I am not concluding that the evidence in this case establishes that Respondents are guilty of a crime.
However, I do conclude that Respondents have engaged in fraud, as that term is commonly and ordinarily
used. Furthermore, the misconduct engaged in by Respondents -- fraudulently claiming reimbursement
from a Medicaid program for brand name drugs -- is the same type of misconduct which has resulted in
five year exclusions under section 1128(a)(1). Greene, supra. Given that, the identical policy
considerations which Congress decided required five year minimum exclusions pursuant to section
1128(a)(1) also apply here.

Respondents contend that an exclusion will force the demise of Respondent Prater as a health care
provider. They assert that, inasmuch as half of Respondent Prater's business consists of Medicaid, the
business would no longer be viable if it were deprived of Medicaid reimbursement.

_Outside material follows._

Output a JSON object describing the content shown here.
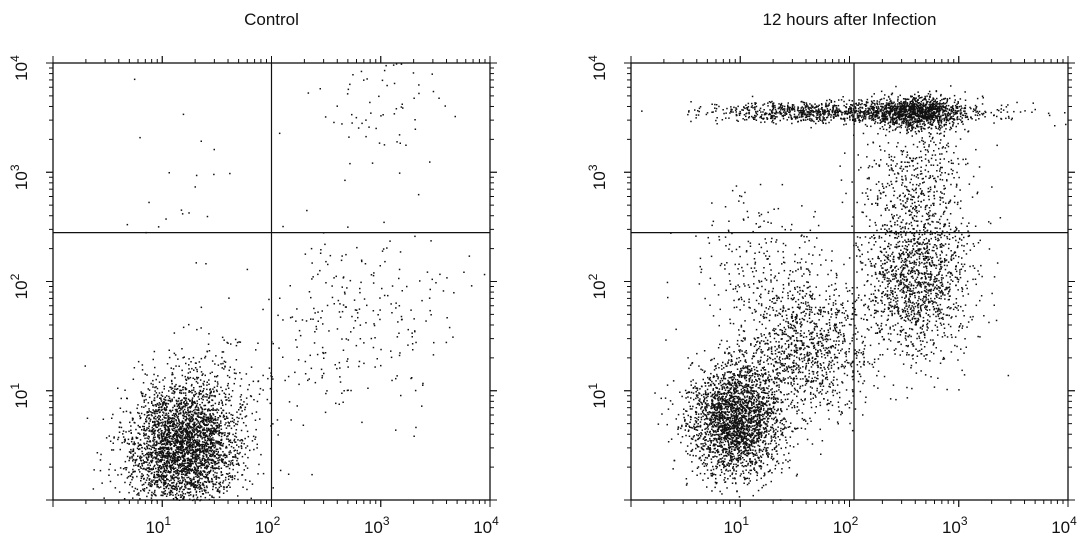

An exclusion imposed pursuant to the Act will have an adverse financial impact on the person against
whom the exclusion is imposed. The law places the integrity of the Medicare and Medicaid programs
ahead of the pecuniary interests of providers. In determining to impose an exclusion, the primary
consideration must be the degree to which the exclusion serves the law's remedial objectives. An exclusion
is remedial if it does reasonably serve these objectives, even if it has a severe adverse impact on the person
against whom it is imposed.

Respondents' argument could be made by any provider of health care who depends on federally funded
programs as a principal revenue source. If I were to accept Respondents' argument, then I would be forced
to conclude that, in any case where a provider's livelihood depends on federally funded reimbursement, the
remedies contemplated by law could not be imposed. The Act would then become meaningless.

I conclude that, in this case, the need to impose a meaningful remedy to protect the integrity of the
Medicare and Medicaid programs supersedes the damage that such remedy may cause Respondents'
business. There may be cases where the remedy can be tempered in a way to preserve a provider's business
and still protect program integrity. In this case, however, that is not possible.


CONCLUSION

For the reasons set forth in this Decision, I impose assessments of $288.92, and penalties of $24,000.00
against Respondents, jointly and severally. I also impose an exclusion of five years against Respondents
from participating in the Medicare and Medicaid programs.